The Non-League Football Paper

FANCIED OUT OF LEFT FIELD

- By David Richardson

AFTER 40 years of competing in the Combined Counties League, Westfield will line-up in the Bostik South Central Division this season aiming to sneak into the top six.

The Field stormed to the title last term, winning the league with 106 points and a staggering 145 goals scored to put them into Step 4 for the first time in the club’s 65-year history.

Manager Tony Reid has taken Westfield to new heights since his appointmen­t in 2016 and he’s still striving for more.

“How do I look back on last season?” he says. “Disappoint­ed because I wanted to break all sorts of records, really. We won it with six games to go, mentally players switched off and I can totally understand that.

“When you’re trying to achieve a lot of things you’re still driven by that success, but I think once I had that break and you hear compliment­s from other managers and teams, you then become very grateful.”

When the former Eastbourne Town and Walton & Hersham manager took over, Westfield were sleep walking towards relegation but he steered them into the top half.

The following season they finished second and won the Premier Challenge Cup before going one better this time.

Success rate

“You wouldn’t believe that was the same bunch of lads third from bottom when I came in that came second in the league and won a cup final,” adds Reid. “We got them to gel instantly and got them playing. It has been enjoyable. There were some ups and downs that you experience as a manager.

“This summer is the busiest I’ve ever had. I didn’t realise that winning a league would bring so much attention. I don’t think I’ve experience­d it ever. Football has become a full-time job basically. You’re always speaking to people: players, reporters, radio, agents, your friends in football are calling you, the committee, the board.

“The last two weeks the dust has really settled so I’ve had a bit of time out to relax and look at things from a different light.”

Reid will have to replace Max Blackmore’s 48 goals after the striker moved on to Southern League South side Met Police but he hasn’t changed much about his side.

He added: “I guarantee strikers or the forward line goals. Max was brilliant, fantastic. We have to move on from that now and the next striker that comes in or fills that role will have the same sort of success rate. If he takes his chances they can end up with 30 or 40 goals.

“I’ve kept a lot of last season; I’ve lost about three or four. I’ve had about 30 or 40 players turn up for each pre-season session, so I can’t complain.

“I know what I’m looking for. The hardest thing is turning down people from coming to training because you never know there could be a gem in there.

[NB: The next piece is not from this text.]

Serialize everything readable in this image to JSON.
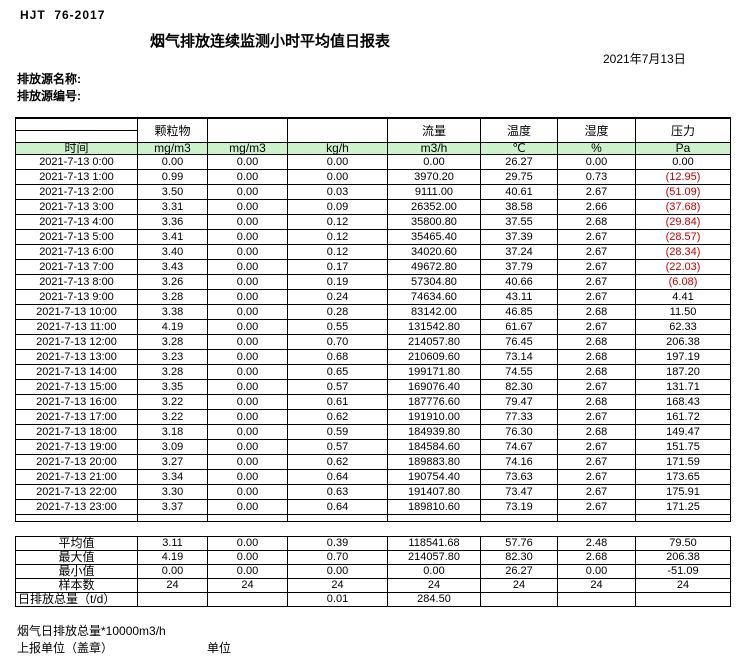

“Top six I think is very realistic. I think the players are very capable of stepping up. There are quite a few teams that are favourites. I’d like to keep it that way and stay under the radar. You hear clubs signing x, y, z of good calibre but I always say it’s the unknown you’ve got to be worried about.

“Because of all this hard work we’ve put in I want to see a reward from it. It’s now going to get harder and tougher.”